Thursday, November 30, 2017

Personalized Ballet Bears


For the first time, my 13-year-old daughter's ballet teacher asked her to assist with the kindergarten class and she has loved it. She comes out of there with a smile from ear to ear and stories about how cute the little dancers are.  This weekend is the annual Christmas Tea at the ballet school.  She wanted something to give each of her little dancers.  She had her second knee surgery of the calendar year about three weeks ago, so she has missed her little class and is so excited to have something to give them.

I needed an idea that wouldn't mess up my Christmas budget.  I started by going to the Dollar Tree.  I had hoped to find girl elves that I could personalize with heat transfer vinyl and my heat press, but a happy accident happened:  they had no elves.  They had bears!  I had hoped for all polar bears, but I was happy to find what I did and noticed that their cheap little raggedy scarves were barely attached.  That sold me.  I knew I could take off those scarves and make these into ballet bears for the little students.


I picked up a 25 yard spool of sparkle tulle and a 5 yard spool of 5/8" wide grosgrain ribbon at the craft store.  I use 3 yards of tulle for each bear and just under 30" of ribbon that I trim down after I tie it on the neck for each bow.  The GREAT news is that this time of year is the best time to get that for half off so that put my supply budget at $4.  That meant I could make six personalized gifts for a total $10.


For each 3 yard length of tulle, I folded it in half, making it 3" wide.  I put the fold side under the presser foot of my sewing machine and zigzagged gimp cord on top.  (Perle cotton and buttonhole twist can also be used for this.) This is the method I use to gather stuff.
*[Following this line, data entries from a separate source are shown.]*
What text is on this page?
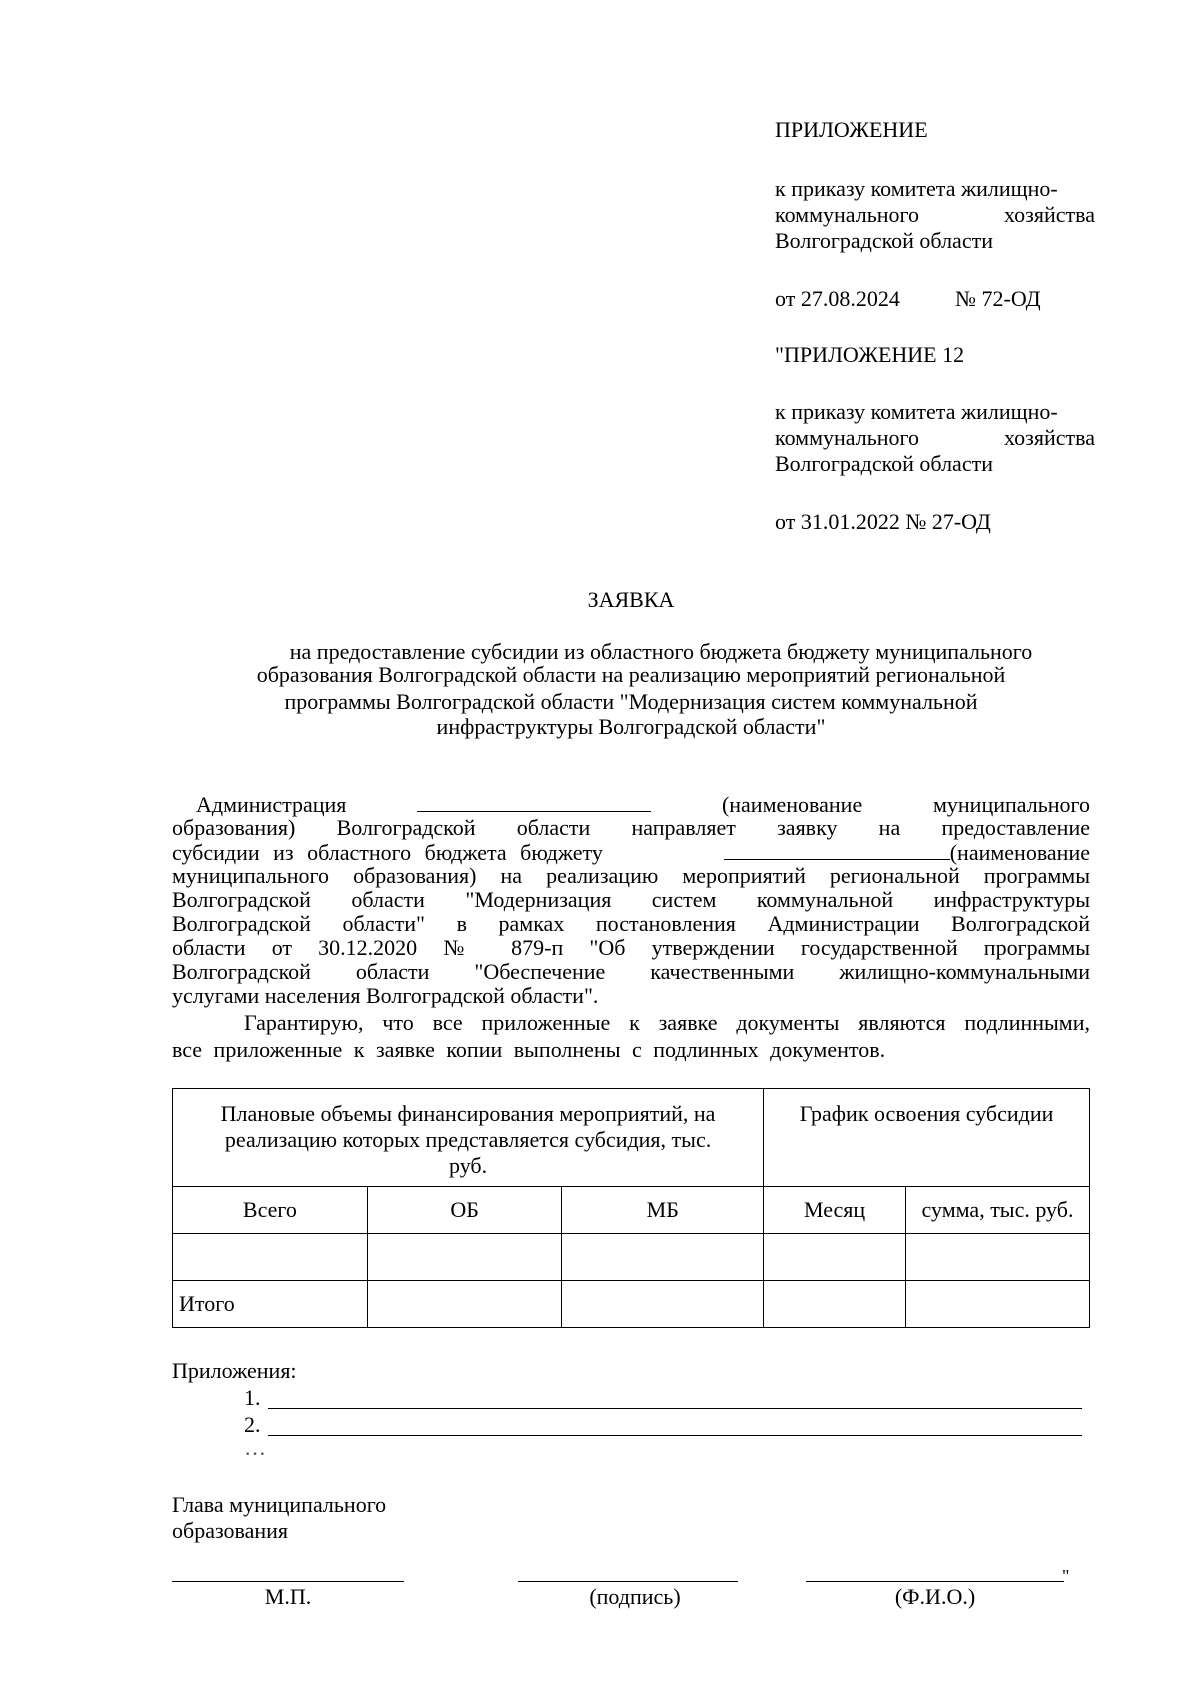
ПРИЛОЖЕНИЕ
к приказу комитета жилищно-
коммунального хозяйства
Волгоградской области
от 27.08.2024	№ 72-ОД
"ПРИЛОЖЕНИЕ 12
к приказу комитета жилищно-
коммунального хозяйства
Волгоградской области
от 31.01.2022 № 27-ОД
ЗАЯВКА
на предоставление субсидии из областного бюджета бюджету муниципального
образования Волгоградской области на реализацию мероприятий региональной
программы Волгоградской области "Модернизация систем коммунальной
инфраструктуры Волгоградской области"
Администрация	(наименование	муниципального
образования) Волгоградской области направляет заявку на предоставление
субсидии из областного бюджета бюджету	(наименование
муниципального образования) на реализацию мероприятий региональной программы
Волгоградской области "Модернизация систем коммунальной инфраструктуры
Волгоградской области" в рамках постановления Администрации Волгоградской
области от 30.12.2020 № 879-п "Об утверждении государственной программы
Волгоградской области "Обеспечение качественными жилищно-коммунальными
услугами населения Волгоградской области".
Гарантирую, что все приложенные к заявке документы являются подлинными,
все приложенные к заявке копии выполнены с подлинных документов.
Плановые объемы финансирования мероприятий, на реализацию которых представляется субсидия, тыс. руб.			График освоения субсидии	
Всего	ОБ	МБ	Месяц	сумма, тыс. руб.

Итого				
Приложения:
1.
2.
…
Глава муниципального
образования
"
М.П.	(подпись)	(Ф.И.О.)
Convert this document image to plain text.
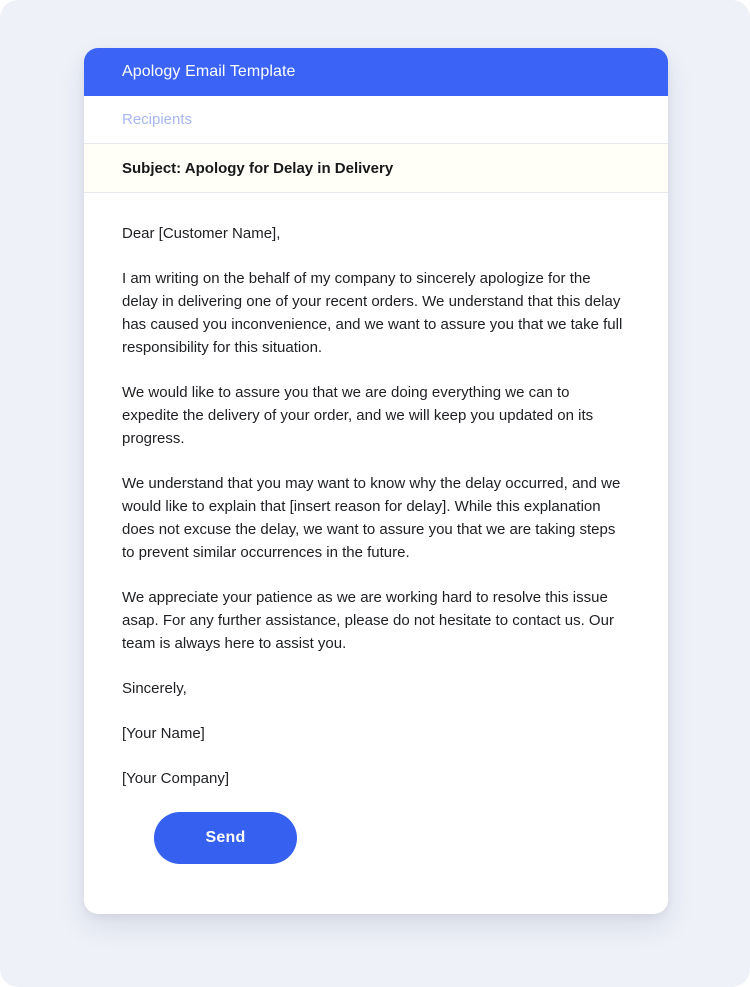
Apology Email Template
Recipients
Subject: Apology for Delay in Delivery

Dear [Customer Name],

I am writing on the behalf of my company to sincerely apologize for the delay in delivering one of your recent orders. We understand that this delay has caused you inconvenience, and we want to assure you that we take full responsibility for this situation.

We would like to assure you that we are doing everything we can to expedite the delivery of your order, and we will keep you updated on its progress.

We understand that you may want to know why the delay occurred, and we would like to explain that [insert reason for delay]. While this explanation does not excuse the delay, we want to assure you that we are taking steps to prevent similar occurrences in the future.

We appreciate your patience as we are working hard to resolve this issue asap. For any further assistance, please do not hesitate to contact us. Our team is always here to assist you.

Sincerely,

[Your Name]

[Your Company]

Send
It makes it really easy to gather quickly--- just make certain that the stitching clears the cord and never catches it!  I leave a short tail at the beginning and leave a short tail at the end.  The stitching doesn't even have to be perfect.  The tutu is so tightly gathered that uneven cord application will never be noticed because the cord never shows.


After stitching, I hold the cord and draw up the tulle, keeping it from twisting.



I put a tutu on each bear, using the gimp cord to tie it on.  I make several knots and trim the excess length of cord right off.  It is so full and fluffy, it stays put with no other stitching needed.

Next I am ready to stitch on my ribbon.  I think there is something really special about personalized stuff.  It is my favorite thing to take something inexpensive and transform it into something no one can buy off the shelf.  I love that the tools in my craft studio afford me that.

I opened up my Embrilliance embroidery software.  Using the list of names the ballet school owner texted me, I used a free BX font that was created by Lisa Shaw.  I originally picked it up off the CME Magazine website, but Lisa has it on her blog and that makes it easier..  One thing I know for sure:  stitching on ribbon without a basting box is a disaster... but with a basting box, it is perfect every time.  I highlighted the first name and, in the software, I clicked the utility tab and chose "Baste Design."  I continued all down the virtual hoop. That put a basting box around each word, just as I need it to keep even tension on the stitch area of each ribbon.


I printed out my design (that's just done by clicking the 'file' on the toolbar and clicking 'print').  That allowed me to put my ribbon over each word to make sure the basting box would fit inside the width of the ribbon.  For the names with the "g" and "y",  had to adjust the height of the name.  This font resizes and adjusts just fine.  I simply removed the basting box for the specific name and then used the handlebars to squish the text so it would be less tall. I highlighted the name and gave it its basting box back.  The program automatically sizes the basting box to the adjusted design size.

Next, I printed my design again because I needed the corrected copy and I went to my light box.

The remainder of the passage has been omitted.